La decisione degli ermellini
In un’inchiesta della Procura di Salerno, Manna era stato accusato di avere corro Petrini, con un filmato nel quale si vede che gli consegna una busta, per fare assolvere Francesco Patitucci dall’ergastolo, cosa che di fatto avvenne. Per gli ermellini della sesta sezione, come riporta Cosenza Channel, “definisce questa costruzione contraddittoria e fondata su un travisamento della prova dichiarativa. Il Collegio evidenzia che la Corte di Salerno ha selezionato solo alcuni interrogatori (31/1/2020, 5/2/2020 e incidente probatorio 13/10/2020), ma ignorando altri passaggi successivi (25/2/2020, 29/2/2020, 17/4/2020) in cui – si legge – Petrini avrebbe ricondotto in modo univoco la dazione “immortalata” dall’intercettazione audio-video al processo Patitucci, spiegando la coesistenza di due distinti episodi corruttivi (Patitucci e Ioele). In sostanza, per la Cassazione il “dubbio” costruito dall’appello non regge perché nasce da una lettura parziale e “distonica” delle stesse dichiarazioni del chiamante”. Processo di appello da rifare. Ma l’odissea di Manna è lunga
L’arresto e l’assoluzione per mafia
Nel settembre del 2022 Marcello Manna fu arrestato su richiesta di Nicola Gratteri nell’operazione Reset per concorso esterno nella qualità di sindaco di Rende. E successivamente imputato per un altro processo a Cosenza. In entrambi i casi in primo grado è stato assolto per non avere commesso il fatto.
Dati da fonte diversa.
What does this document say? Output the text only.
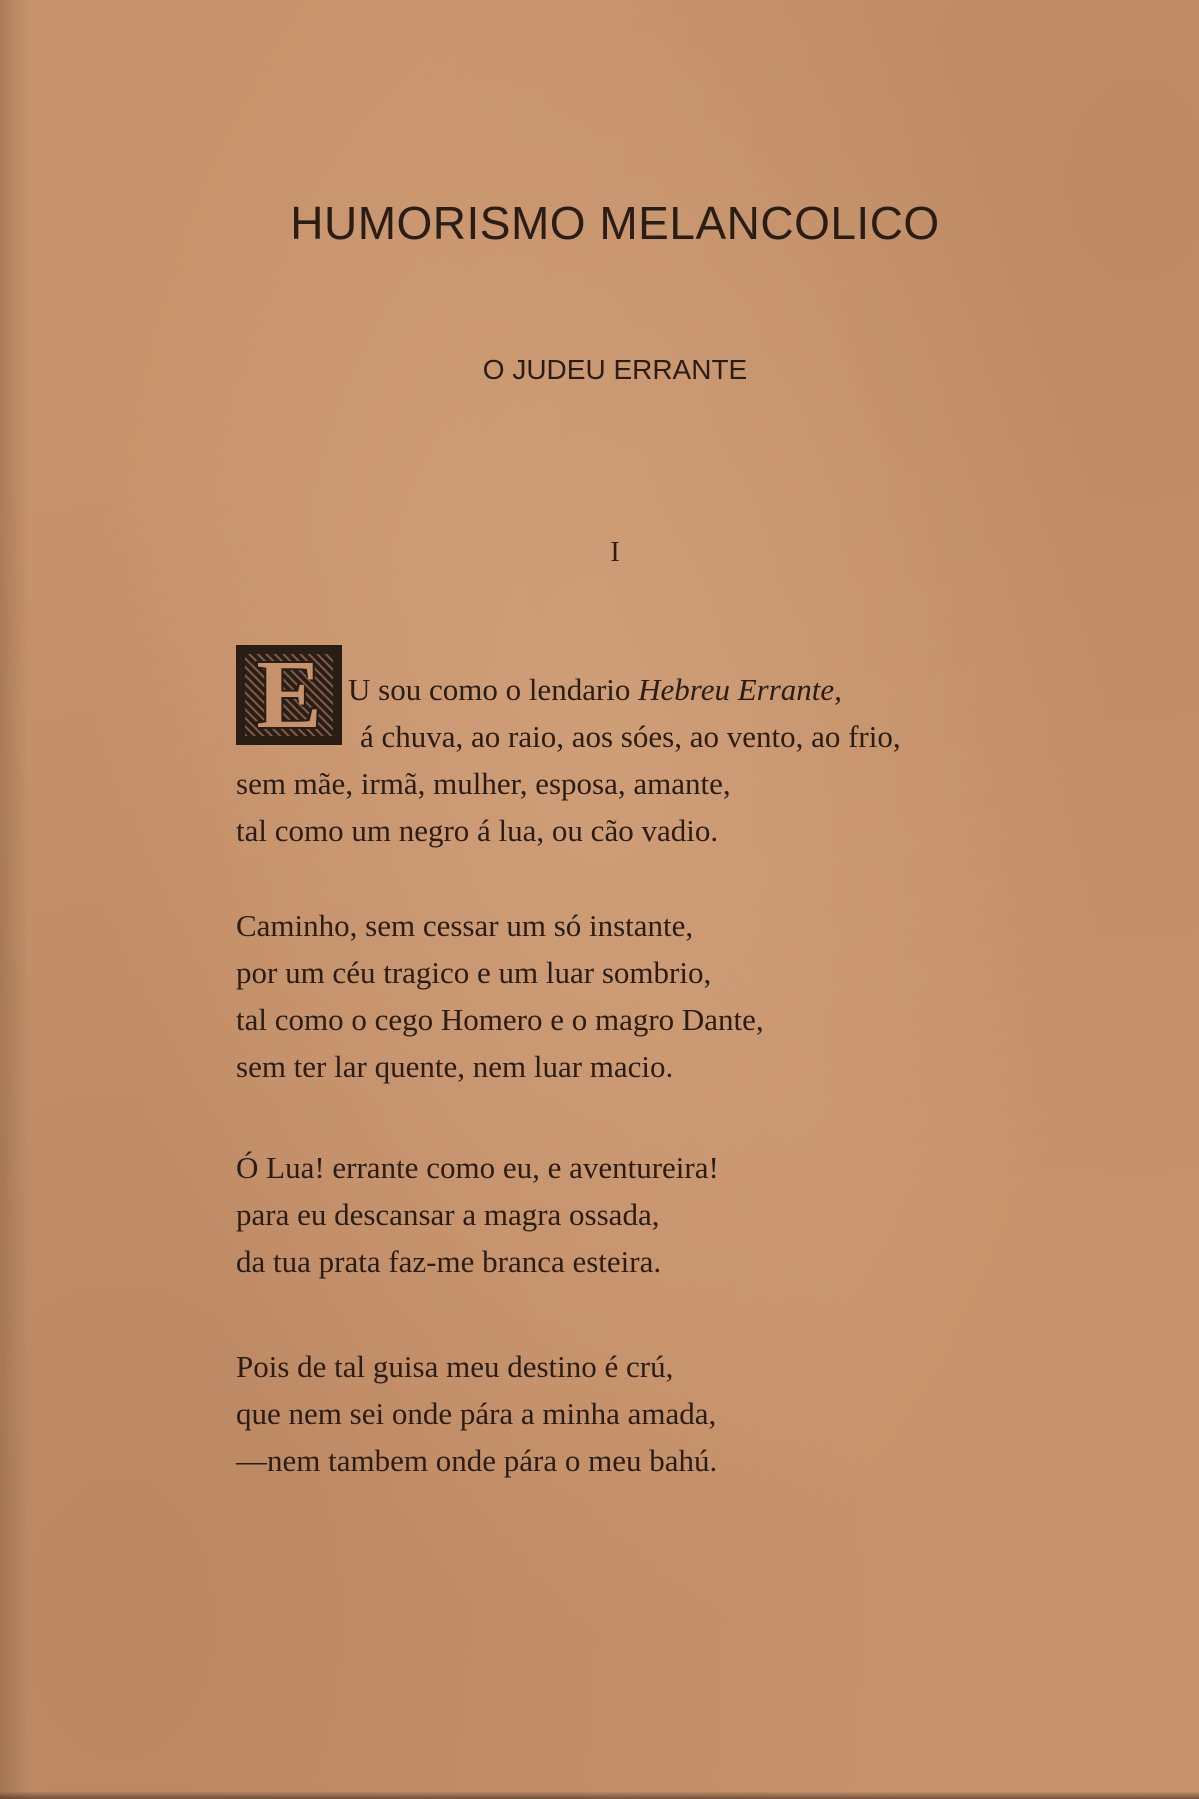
HUMORISMO MELANCOLICO
O JUDEU ERRANTE
I
E U sou como o lendario Hebreu Errante,
á chuva, ao raio, aos sóes, ao vento, ao frio,
sem mãe, irmã, mulher, esposa, amante,
tal como um negro á lua, ou cão vadio.
Caminho, sem cessar um só instante,
por um céu tragico e um luar sombrio,
tal como o cego Homero e o magro Dante,
sem ter lar quente, nem luar macio.
Ó Lua! errante como eu, e aventureira!
para eu descansar a magra ossada,
da tua prata faz-me branca esteira.
Pois de tal guisa meu destino é crú,
que nem sei onde pára a minha amada,
—nem tambem onde pára o meu bahú.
Lo scioglimento del consiglio comunale
Nel frattempo, però, la commissione di accesso inviata dal Viminale aveva deciso per lo scioglimento del consiglio comunale che avvenne a maggio 2023. Rende è stata commissariata due anni prima di tornare all’ordinaria amministrazione. E il sindaco e gli amministratori coinvolti sono risultati estranei a tutto.